A battle guide to the war on profit and prosperity

In this election year, an army of social and political activists is mobilizing against American business enterprise. Don’t think they are the stereotypical young anarchic radicals of a generation ago.

Today’s enemies of a wealth-creating free economy are very rich, they are serious and they are organized. A powerful anti-business movement is preparing to spend millions of dollars to influence the news media and lobby politicians to get what they want: government controls on labor, capital and trade, regulations on education and energy, and higher taxes.

The anti-business movement claims to speak for workers and consumers, children and seniors, endangered species and the global environment. In fact, its leaders want Washington politicians to pass laws hazardous to our freedoms and a drain on our hard-earned dollars.

Here are some of Washington’s most powerful special interests.

Organized labor: It’s estimated that labor unions in the AFL-CIO and its rival labor federation, Change to Win, will spend over $1 billion on politics this year. All that money comes from union members who have no say over how union bosses spend their dues.

The No. 1 priority: AFL-CIO President John Sweeney and Change to Win’s Andy Stern (president of the politically hyperactive Service Employees International Union) want Congress to pass “card-check,” a law letting unions organize workplaces by having employees sign cards stating a union preference, eliminating secret-ballot elections. The union organizers who thought up this misnamed Employee Free Choice Act will spend freely in 2008 to elect politicians in 2009 who will pass the card-check law.

Wealthy left-wing donors: Billionaire philanthropist George Soros owes his fortune to the free market, yet he attacks capitalism and makes grants from his foundation, the Open Society Institute, to fund left-wing groups.

Soros spent $27 million trying to defeat President Bush in 2004. His latest venture: urging fellow billionaires to join The Democracy Alliance, a fund to create a new generation of think tanks, leadership training schools and media outfits for the Left.

Soros’ megabucks collaborators include Rob McKay (Taco Bell) Peter B. Lewis (Progressive Insurance), Herb and Marion Sandler (Golden West Financial), and Hollywood producer Stephen Bing.

The Ford Foundation, the MacArthur Foundation and the Pew Charitable Trusts: These and other well-endowed philanthropies (Rockefeller, Carnegie) were created decades ago by great captains of industry. Now foundation bureaucrats control them and use their billions to support “social justice” groups that lobby to regulate industrial production, reduce consumption and restrict individual rights.

American Association for Justice: Legal reforms to end abusive lawsuits won’t get anywhere as long as the 27,000-member trial lawyers lobby has clout in D.C.

Famed trial lawyer William S. Lerach is in jail for giving kickbacks to plaintiffs in his anti-business class-action suits. He calls it an “industry practice.” For good reason, the group dropped its old name, the American Trial Lawyers Association.

National Education Association: The nation’s largest teachers union (3.2 million members) is dead-set against education reforms (merit pay for good teachers, school choice for parents and kids).

Its $341 million in annual revenue comes from dues payers in 14,000 local affiliates that collect even more money. Much of it goes to political campaigns to elect everyone from local school boards to the president.

AARP: The powerful seniors lobby has over $1 billion in annual income from the dues of its 37 million members over age 50 and the royalties and fees it collects on its lucrative insurance and travel businesses.

Its “Divided We Fail” campaign will lobby Congress on health care next year. Earlier it fought for the Medicare pharmaceutical drug entitlement and against Social Security reforms letting workers open private retirement accounts.

The environmental lobby: Its latest crusade is to stop global warming by reducing energy exploration, production and use. It targets oil, gas and coal companies, electric utilities, auto manufacturers and — ultimately — the American consumer.

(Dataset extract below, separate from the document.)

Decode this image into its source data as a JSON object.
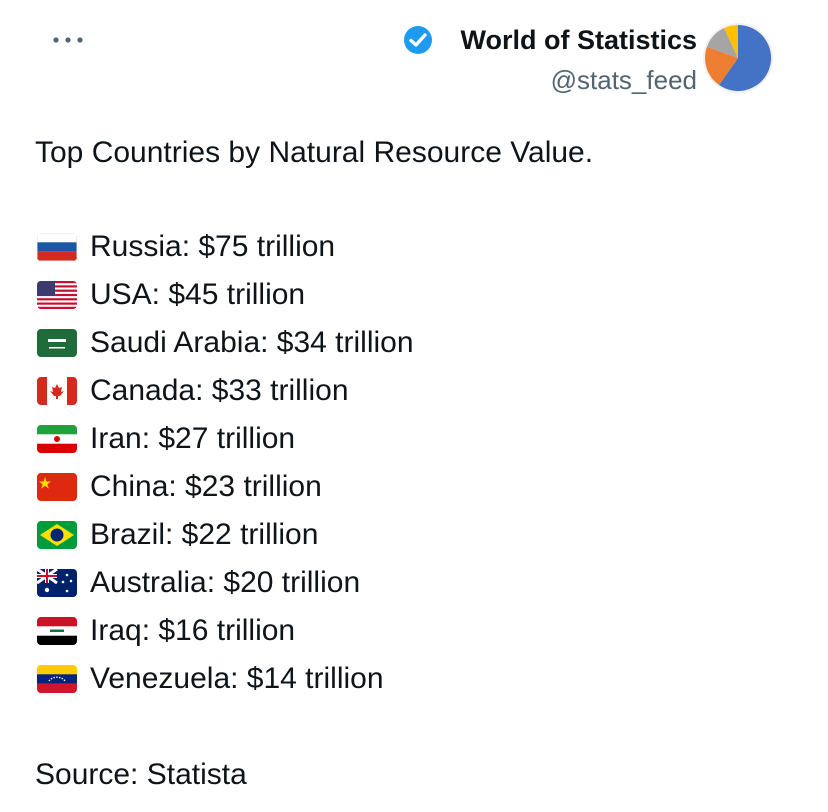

Ironically, green groups like the Natural Resources Defense Council, Wilderness Society and Defenders of Wildlife are headquartered in Washington and New York. These interest groups want to regulate markets and restrict choice.

They reward political maneuvering while punishing hard work and risk-taking enterprise. Typically organized as tax-exempt “nonprofits” and soliciting millions of dollars in contributions (often tax-deductible), Washington’s special interest network awaits the end of the Bush administration. It’s getting ready for a new season of lobbying and influence peddling.

Terrence Scanlon is president of Capital Research Center, a Washington, D.C.-based think tank that studies the nonprofit sector.